Hey Checkyourlogs fans,

Today I was working with a friend that is running a Seven Node Storage Spaces Direct cluster on Lenovo Hardware. Everything has been running great over the past six months until a few of his drives had started to report a “Lost Communication” Warning. Interestingly enough the cluster itself was reporting healthy, and all the associated Virtual Disks and Volumes were also reporting healthy.

The reason for this is that Storage Spaces Direct had already removed them from the pool and they were showing up missing from Failover Cluster Manager and in a Lost Communication status when running

Get-Physicaldisk

 

Here is the output that we had when we first looked at things à There are over 90 + disks in this cluster, so the output is a bit long.


The next thing to check was the Storage Health Actions

Get-StorageSubSystem clu* | Get-StorageHealthAction

 


I wanted to check what hotfix level that the customer was on which was July 2018.

wmic qfe

 


I then tried to see if it was an issue with the disks being stuck in Storage Maintenance Mode which is a known bug right now if you have installed the June or later cumulative updated.

Get-StorageFaultDomain -Type StorageScaleUnit | Where-Object {$_.FriendlyName -eq "S2D01"} | Disable-StorageMaintenanceMode

 


Everything seemed ok, and when I checked with Get-Physical Disk, the drives were still stuck in a “Lost Communication State.”


Before trying to Retire and Reset the disks, I wanted to check the status of the Virtual Disks

Get-VirtualDisk

 


I also wanted to run a Storage Health Report

Get-StorageSubsystem clu* | Get-StorageHealthReport

 


When dealing with a lot of drives in a Storage Spaces Direct Cluster, I find it handy to get a count of the drives that are working and the drives that are broken.

Get-PhysicalDisk | Where-Object operationalstatus -eq ok | Measure-Object

 


I had a total of 7 x Nodes with 4 x Cache Drives and 10 x HDD Drives = 98 Drives

NOTE: When you run the above command remember it adds the boot drive from the node you are running it on.
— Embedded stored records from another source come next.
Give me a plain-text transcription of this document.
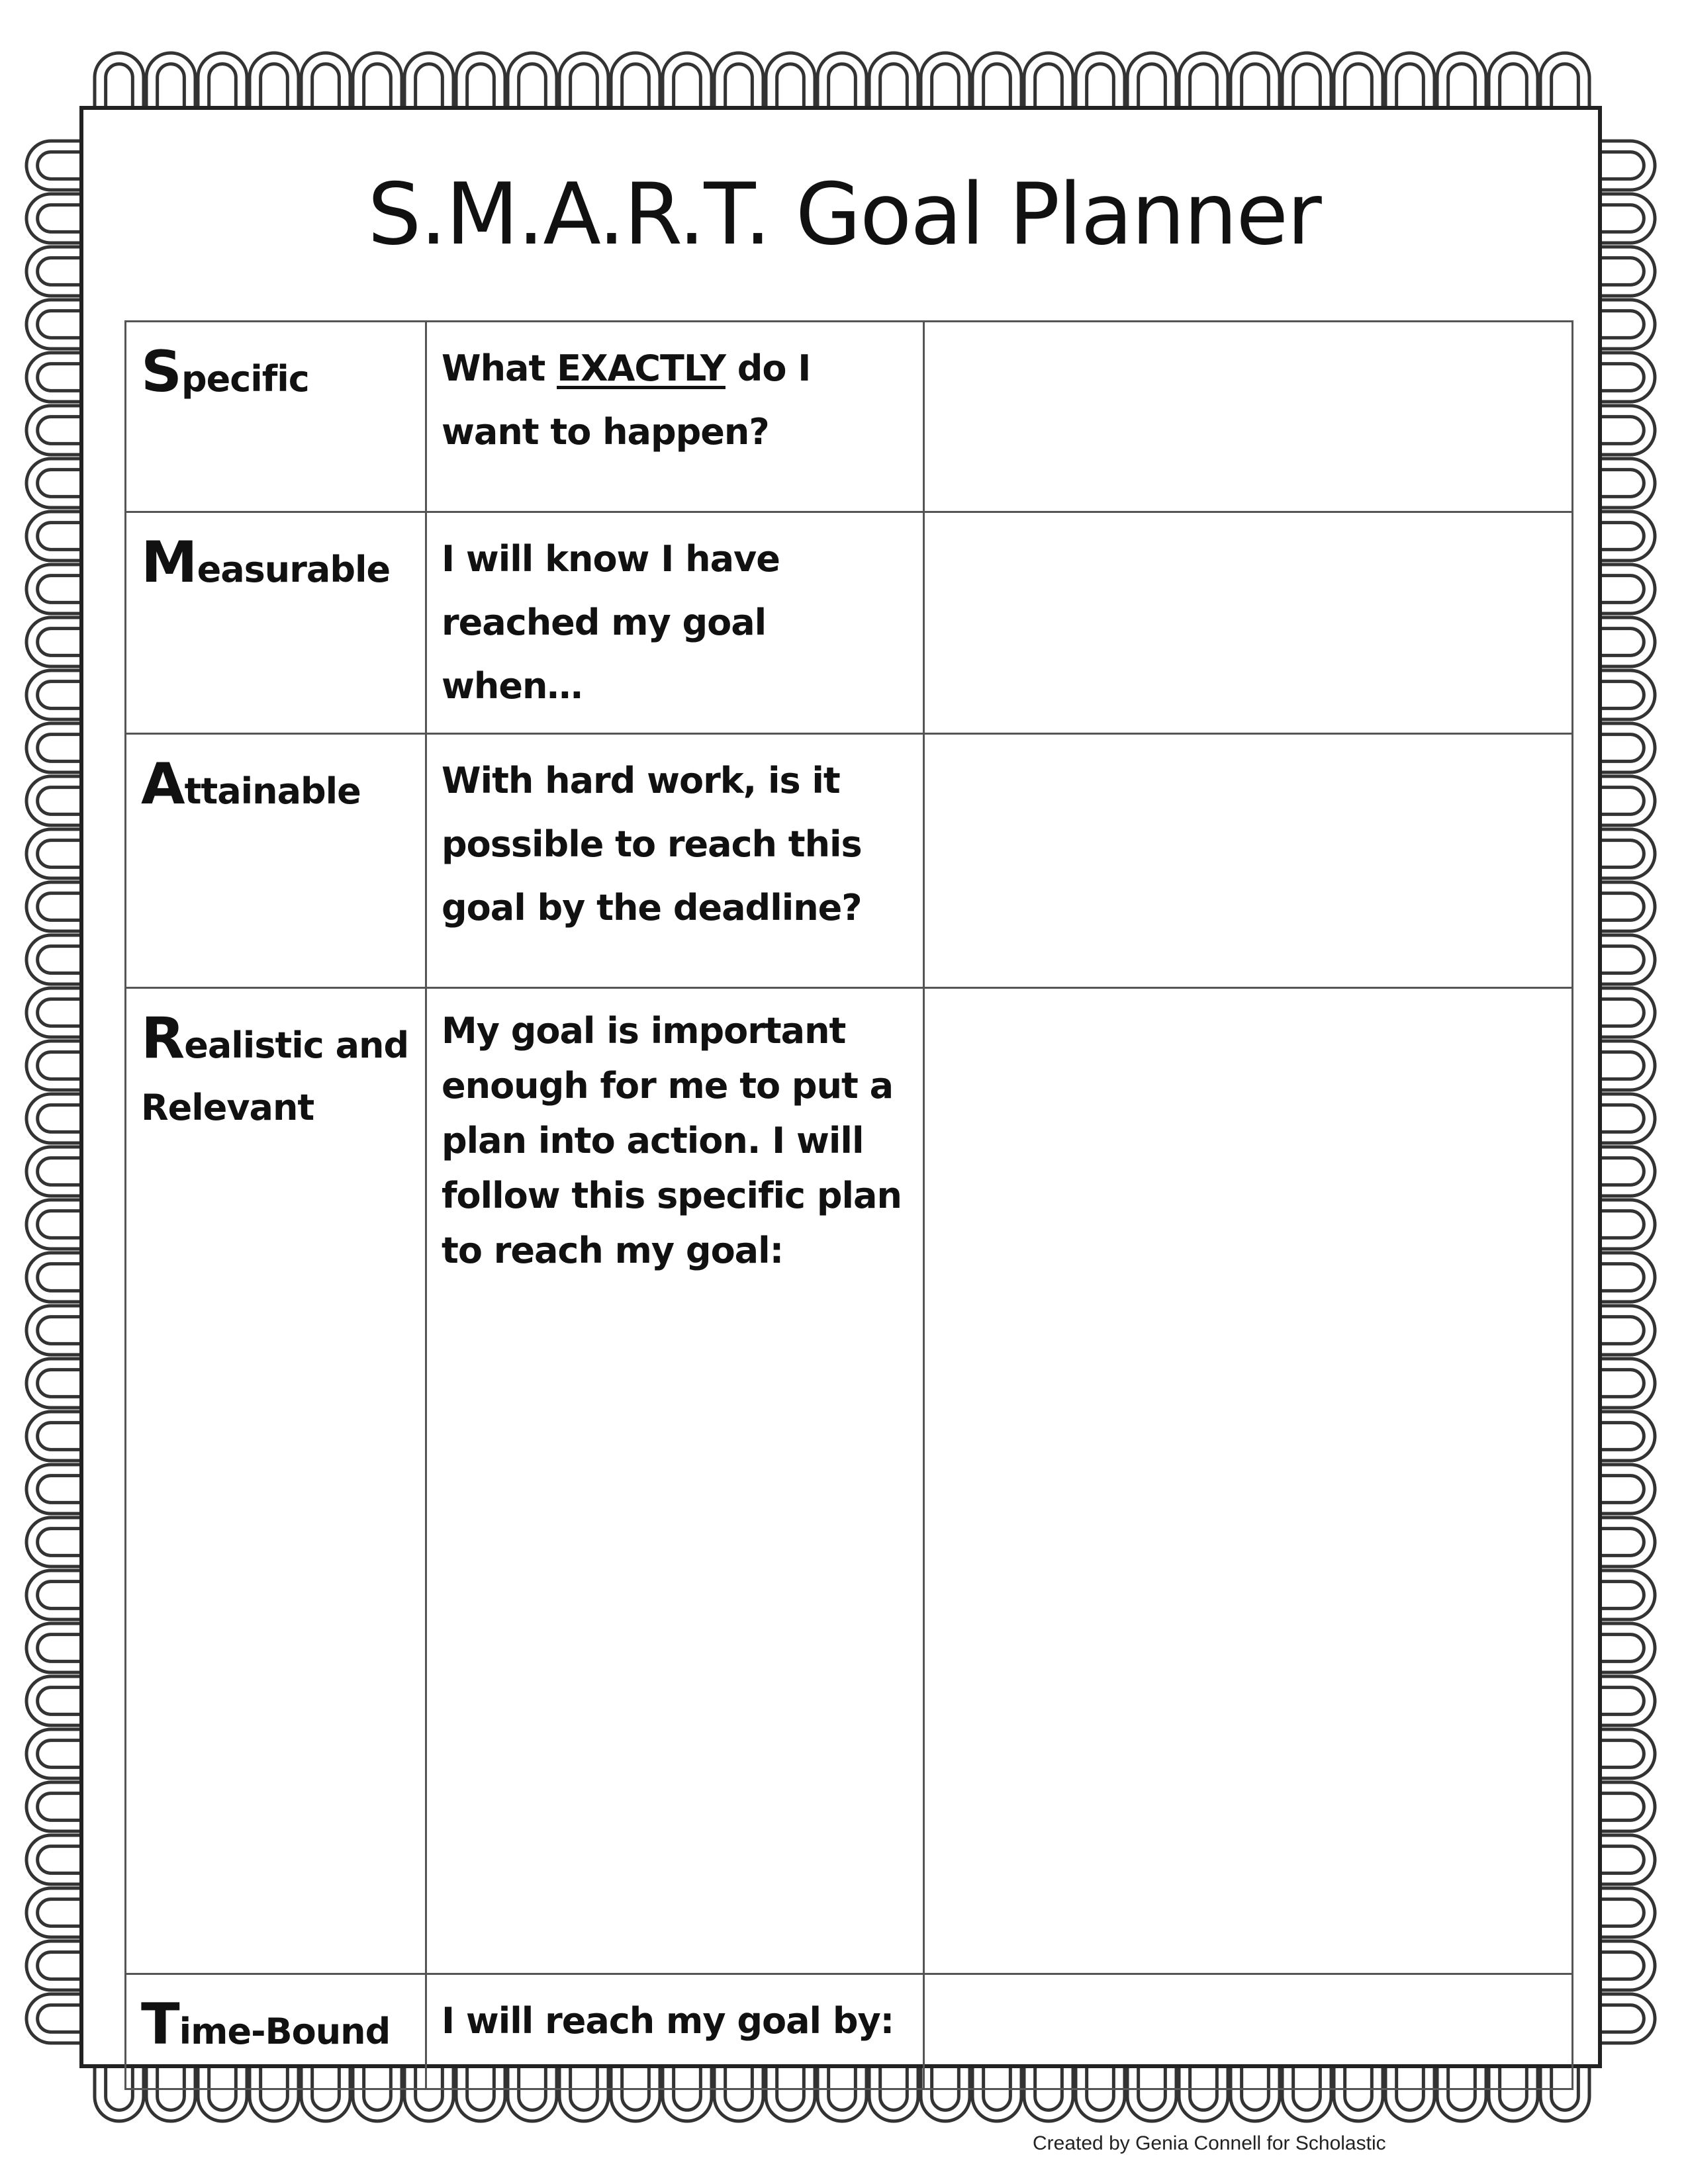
S.M.A.R.T. Goal Planner
Specific	What EXACTLY do I want to happen?	

Measurable	I will know I have reached my goal when…	

Attainable	With hard work, is it possible to reach this goal by the deadline?	

Realistic and Relevant	My goal is important enough for me to put a plan into action. I will follow this specific plan to reach my goal:	

Time-Bound	I will reach my goal by:	

Created by Genia Connell for Scholastic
In my case, there was only 1 x drive for the boot drive, so the count was +1. In your case, if you have other additional drives, you have to account for this. I had a total of 5 x drives that were in a state of Lost Communication, so that left me with the following calculation. 99 Drives Total – 1 boot drive – 5 Failed Drives = 93. After I fixed this issue my count of real disks should be 98.

The process that I followed to fix this issue was to Retire the Physical Disks, Remove them from the Pool, and then Reset them. At this point, the Storage Pool would automatically add them back in if they were indeed healthy.
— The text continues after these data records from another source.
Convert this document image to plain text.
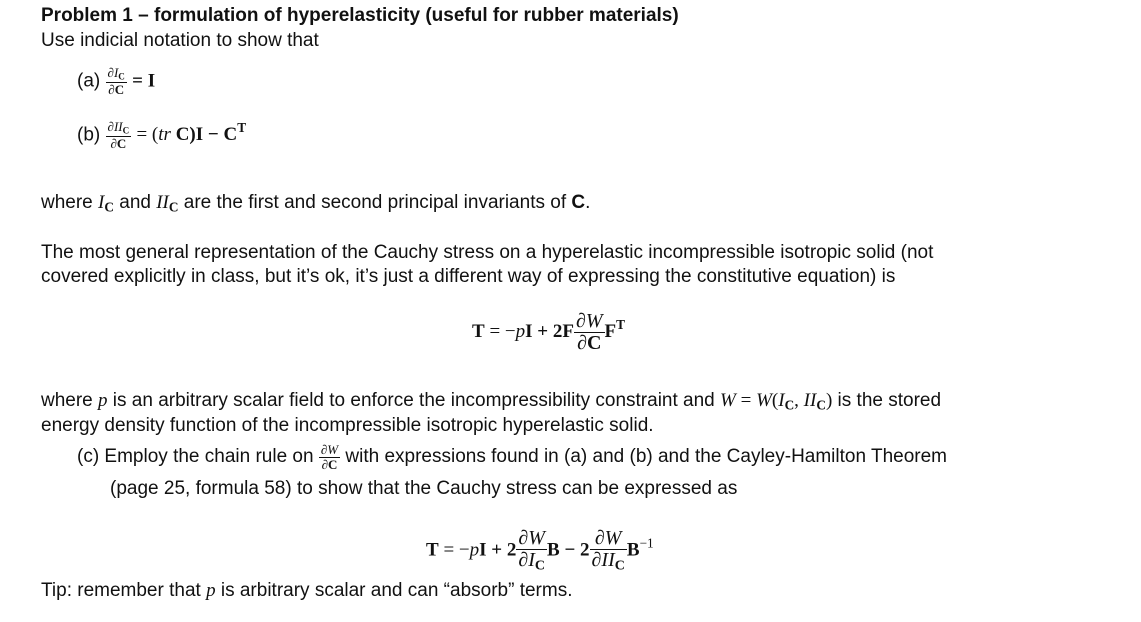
Problem 1 – formulation of hyperelasticity (useful for rubber materials)
Use indicial notation to show that
$(a) \frac{\partial I_C}{\partial C} = I$
$(b) \frac{\partial II_C}{\partial C} = (tr$ $C)I - C^T$
where $I_C$ and $II_C$ are the first and second principal invariants of C.
The most general representation of the Cauchy stress on a hyperelastic incompressible isotropic solid (not
covered explicitly in class, but it’s ok, it’s just a different way of expressing the constitutive equation) is
$T = -pI + 2F \frac{\partial W}{\partial C} F^T$
where p is an arbitrary scalar field to enforce the incompressibility constraint and $W = W(I_C$, $II_C$) is the stored
energy density function of the incompressible isotropic hyperelastic solid.
(c) Employ the chain rule on $\frac{\partial W}{\partial C}$ with expressions found in (a) and (b) and the Cayley-Hamilton Theorem
(page 25, formula 58) to show that the Cauchy stress can be expressed as
$T = -pI + 2 \frac{\partial W}{\partial I_C}$ $B - 2 \frac{\partial W}{\partial II_C} B^{-1}$
Tip: remember that p is arbitrary scalar and can “absorb” terms.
First, create an array of the disks that are failing or failed.

$disk = get-physicaldisk | where-object operationalstatus -like *lost*
$disk

 


Next, retire the disks.

$disk | set-physicaldisk -Usage Retired
Get-PhysicalDisk

 


Next, remove the disks from the Storage Pool.

Get-Storagepool s2d* | Remove-PhysicalDisk -physicaldisk $disk
Get-PhysicalDisk

 


Once completed, the drives will change from a Lost Communication state to Unrecognized Metadata, and the operational status will change to Unhealthy. This is because the disks have stale metadata sitting in the first 1GB of the disk. To add them back into the pool, we have to Reset the disks.
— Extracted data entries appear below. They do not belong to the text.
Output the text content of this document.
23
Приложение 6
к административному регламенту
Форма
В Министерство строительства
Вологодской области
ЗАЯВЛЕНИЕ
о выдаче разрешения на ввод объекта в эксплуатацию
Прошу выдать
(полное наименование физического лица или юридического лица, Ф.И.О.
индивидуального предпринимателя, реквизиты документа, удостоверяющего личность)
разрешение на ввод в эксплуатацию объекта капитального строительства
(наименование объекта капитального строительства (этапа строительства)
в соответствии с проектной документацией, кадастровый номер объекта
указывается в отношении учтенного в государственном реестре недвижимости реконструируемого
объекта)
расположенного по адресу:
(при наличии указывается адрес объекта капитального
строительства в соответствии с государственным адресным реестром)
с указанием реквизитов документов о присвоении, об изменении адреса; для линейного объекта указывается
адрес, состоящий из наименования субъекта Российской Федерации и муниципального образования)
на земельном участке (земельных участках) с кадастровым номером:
get-physicaldisk | where-object operationalstatus -like *unrec* | reset-physicaldisk
Get-PhysicalDisk

 


Next, I wanted to check the Storage Health Actions and Storage Health Reports to see if anything had changed.

Get-StorageSubSystem clu* |Get-StorageHealthAction

 


As you can see, the drives were getting added back into the pool successfully, and the unresponsive state moved from failed to canceled.

Get-StorageSubSystem clu* | Get-StorageHealthReport

 


After doing this, the disks all showed up as healthy. We also had a chance to get Windows Admin Center up and running for the client, and this is the view once everything was all fixed up with the disks.


You can see all 98 disks are back to a healthy state.

I hope this helps you out if you encounter this issue.

Thanks,


Dave